Joint 118th Annual Cordilleran/72nd Annual Rocky Mountain Section Meeting - 2022

Paper No. 32-5
Presentation Time: 9:25 AM

A SPECULATIVE MODEL FOR EARLY CRETACEOUS DEFORMATION IN THE SOUTHERN IDAHO SECTION OF THE NORTH AMERICAN CORDILLERA


TIKOFF, Basil, Department of Geoscience, University of Wisconsin-Madison, 1215 West Dayton Street, Madison, WI 53706-1692, RUGGLES, Claire, Department of Geoscience, University of Wisconsin - Madison, Madison, WI 53706 and NELSON, Ellen, Geoscience, University of Wisconsin–Madison, 2571A University Ave, Madison, WI 53726

A significant issue in the northern U.S. Cordillera is the timing of collision of the Blue Mountain terranes to the western edge of North America, along what is known as the Salmon River suture zone. This zone is nearly completely overprinted by the spatially overlapping but temporally distinct mid-Cretaceous western Idaho shear zone. Workers have interpreted the timing of terrane collision anywhere from Late Jurassic, earliest Cretaceous (150 Ma), middle Early Cretaceous (~130 Ma), and continuous Early Cretaceous-Late Cretaceous.

We propose the following speculative model, based on incorporation of existing and new data from the region, that accounts for the variability in timing. The Wallowa terrane accreted to the Olds Ferry terrane in the latest Jurassic, but offshore from the continental margin. At ~130 Ma, the amalgamated Blue Mountain terranes, which is part of the Intermontane superterrane, collides with North America. This collision is a result of southward movement of the northern section of the Intermontane superterrane. The issue, however, is that movement is constrained by the irregular plate geometry inherited from Precambrian rifting. The Blue Mountain terranes are effectively caught in an embayment (McCall) between two promontories (Palouse promontory to the North; California promontory to the south).
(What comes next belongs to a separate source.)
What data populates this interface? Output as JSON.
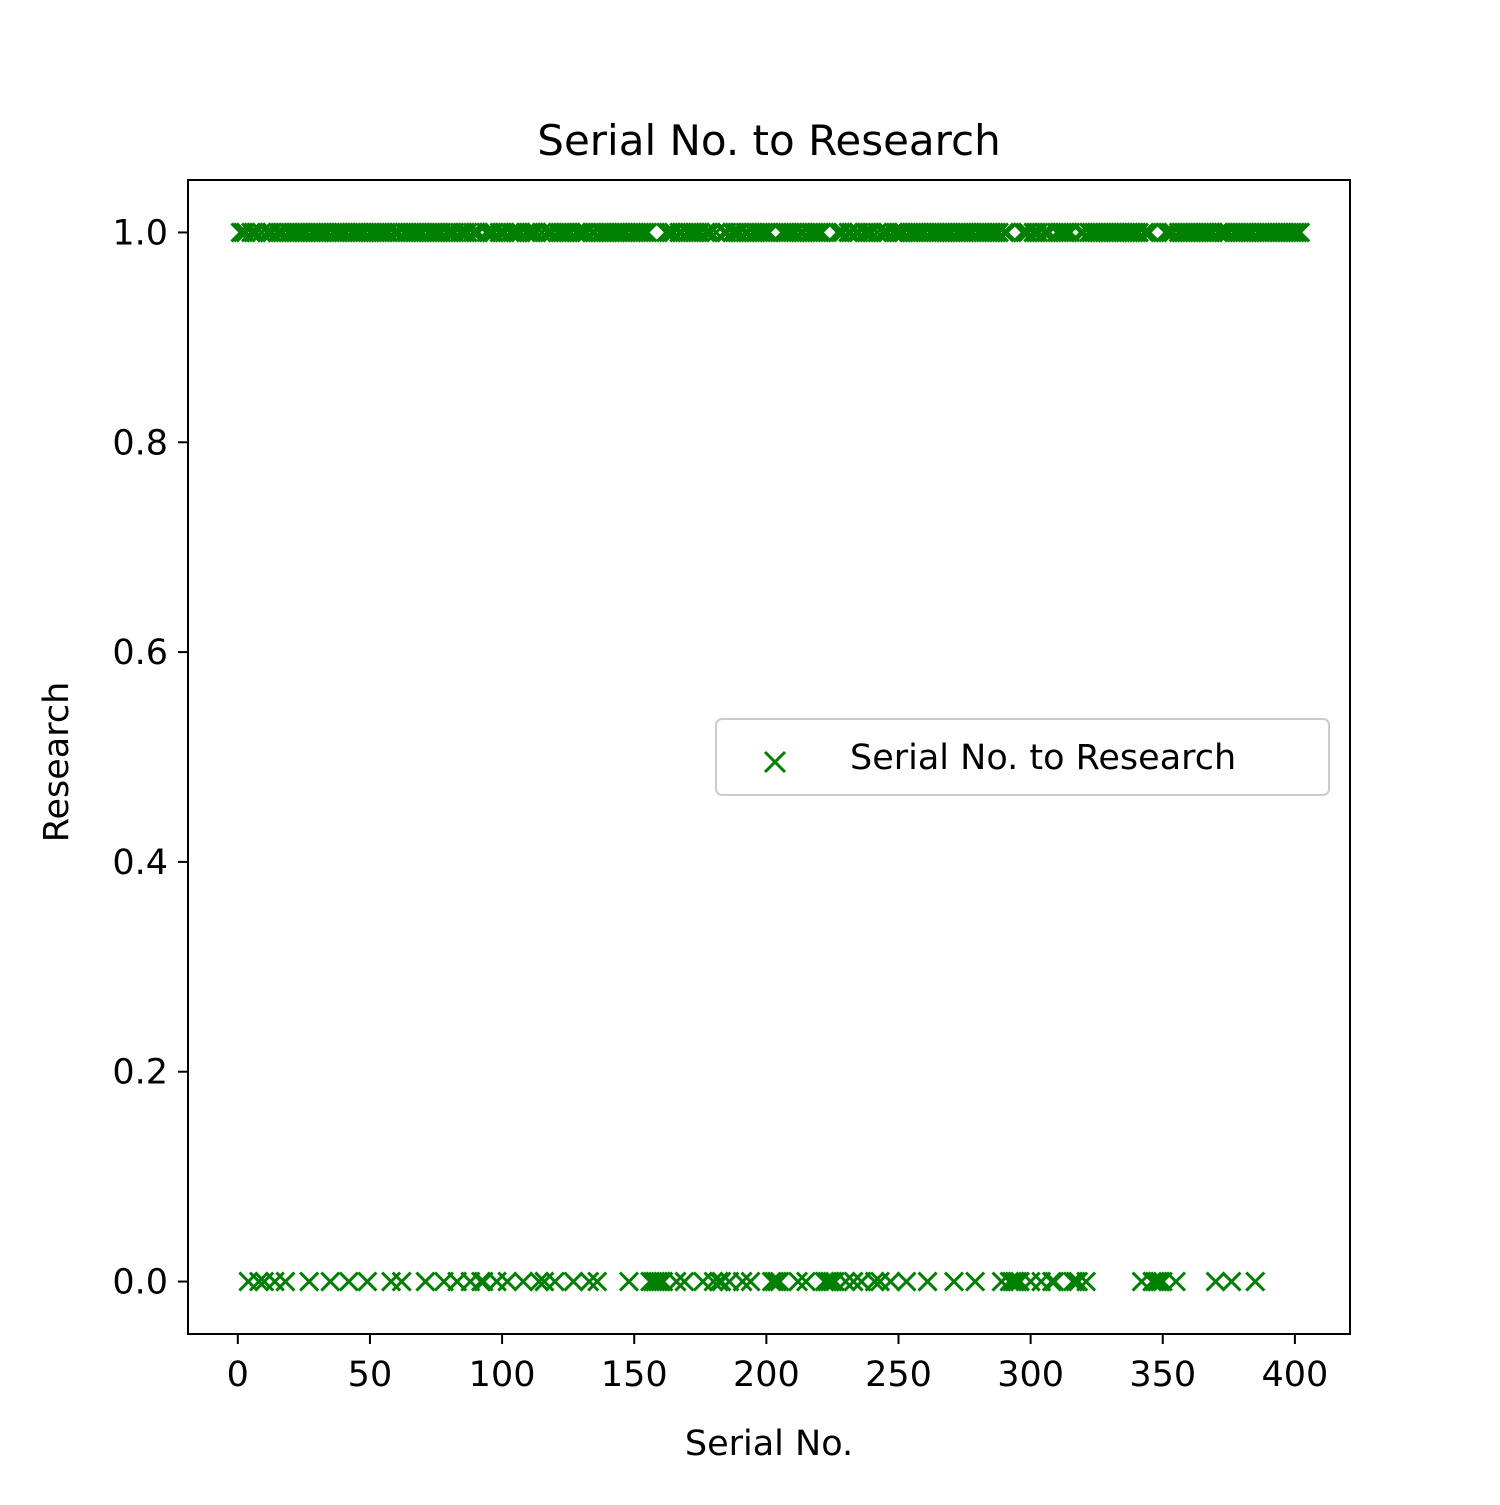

The southward (sinistral along the margin) movement of the northern Intermontane superterrane has the following major effects: 1) It causes moderate (~30°) clockwise rotation of the Blue Mountain terranes because it is pushed against the buttress of the northern part of the California promontory; 2) It results in regional contractional deformation in northernmost Nevada (Luning Fencemaker belt) and in the adjacent part of Sevier fold-and-thrust belt (e.g., Willard thrust sheet); 3) It pushes the Klamath Mountains westward, from its previous position directly along strike with the Jurassic Sierra Nevada batholith. This model further explains a series of granitic rocks found on the Blue Mountain terranes, which record a complex history of Late Jurassic to early Late Cretaceous arc and slab breakoff magmatism.